Dr. Deena Hinshaw, Alberta’s Chief Medical Officer of Health made the announcement Tuesday, in the daily COVID-19 briefing. Along with that, Dr. Hinshaw announced an additional 57 cases in the province, bringing the total to 358.
Of the 358 cases, 19 have been hospitalized, with seven people in intensive care units, Dr. Hinshaw said. Twenty-eight cases may have been linked to community transmission.
Right now, Dr. Hinshaw said they believe the most recent coronavirus death, confirmed at the McKenzie Towne Continuing Care Centre in Calgary, was from community transmission as they have not located any other source.
“I would like to extend my sympathies to this woman’s family and loved ones. This news is extremely sad for all of us,” said Dr. Hinshaw.
One staff member and two other residents at the facility have tested positive for COVID-19, and 11 other residents are displaying symptoms, she said. Tests for these residents are pending.
Restrictions were placed on entry into seniors complexes and continuing care facilities, limiting it to one person per residents and that person must submit to testing for the virus.
Self-isolation is critical, said Dr. Hinshaw
Dr. Hinshaw acknowledged that thousands of people are going to be returning home from abroad in the coming weeks. She said it’s critical that returnees self-isolate for 14 days regardless of any apparent symptoms.
An Alberta news release states that this means not going to the grocery store, not stopping at the kennel to pick up your dog, not dropping the RV off for service or storage and not having friends and family over. It means going directly home and isolating for 14 days.
“Every day, we’re working together to ensure that we are doing everything we can to stop the spread and keep each other safe. Every single Albertan has a role to play,” said Hinshaw.
Coronavirus projection models are ‘best guesses’
Dr. Hinshaw didn’t bite on reporter questions asking how bad it could get here in Alberta. Her response came from questions on reports that the Saskatchewan Health Authority claimed that as many as 30 per cent of residents would contract the virus.

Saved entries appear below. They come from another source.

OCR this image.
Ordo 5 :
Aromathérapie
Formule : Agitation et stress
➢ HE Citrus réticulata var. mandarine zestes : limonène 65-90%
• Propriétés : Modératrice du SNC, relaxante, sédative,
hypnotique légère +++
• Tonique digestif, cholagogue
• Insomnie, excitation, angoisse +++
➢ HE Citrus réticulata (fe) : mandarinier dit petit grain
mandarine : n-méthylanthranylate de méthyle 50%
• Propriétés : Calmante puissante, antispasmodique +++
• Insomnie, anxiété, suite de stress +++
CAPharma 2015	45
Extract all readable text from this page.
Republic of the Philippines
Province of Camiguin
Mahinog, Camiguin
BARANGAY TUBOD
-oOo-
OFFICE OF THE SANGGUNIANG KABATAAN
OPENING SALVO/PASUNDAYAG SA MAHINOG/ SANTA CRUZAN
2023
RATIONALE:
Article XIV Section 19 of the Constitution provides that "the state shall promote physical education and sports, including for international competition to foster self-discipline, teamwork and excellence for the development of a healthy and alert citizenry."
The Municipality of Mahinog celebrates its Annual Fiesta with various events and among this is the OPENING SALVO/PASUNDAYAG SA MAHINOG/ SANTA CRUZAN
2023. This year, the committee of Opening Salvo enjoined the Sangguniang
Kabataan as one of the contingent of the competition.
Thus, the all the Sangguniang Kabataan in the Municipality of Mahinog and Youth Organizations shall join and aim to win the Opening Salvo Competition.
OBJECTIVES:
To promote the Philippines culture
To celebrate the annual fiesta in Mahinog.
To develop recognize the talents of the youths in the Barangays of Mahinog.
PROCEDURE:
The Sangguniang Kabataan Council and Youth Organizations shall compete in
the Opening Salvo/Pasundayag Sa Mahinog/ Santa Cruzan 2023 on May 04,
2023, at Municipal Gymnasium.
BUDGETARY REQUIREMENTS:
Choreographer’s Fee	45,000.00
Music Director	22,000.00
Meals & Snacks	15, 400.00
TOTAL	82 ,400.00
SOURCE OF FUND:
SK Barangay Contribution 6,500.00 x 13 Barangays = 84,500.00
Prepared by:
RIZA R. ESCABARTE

“I think the important thing to remember about models is that models are always best guesses and they’re based on looking at data from other jurisdictions, and again, making those kinds of guesses about what might happen in the future,” she said.
Dr. Hinshaw suggested that the number the reporter quoted was Saskatchewan’s ‘worst-case’ scenario. She said that the important number isn’t that of quantity of cases, it’s over what dimension of time that the cases come in.
“If you have 30 per cent of the population infected over a one month period, that has a very different impact from 30 per cent of the population being infected over three to four months,” Dr. Hinshaw said.
“Every model is going to be incorrect in some way. These are simply guesses, but that people take and try to make their best estimates.”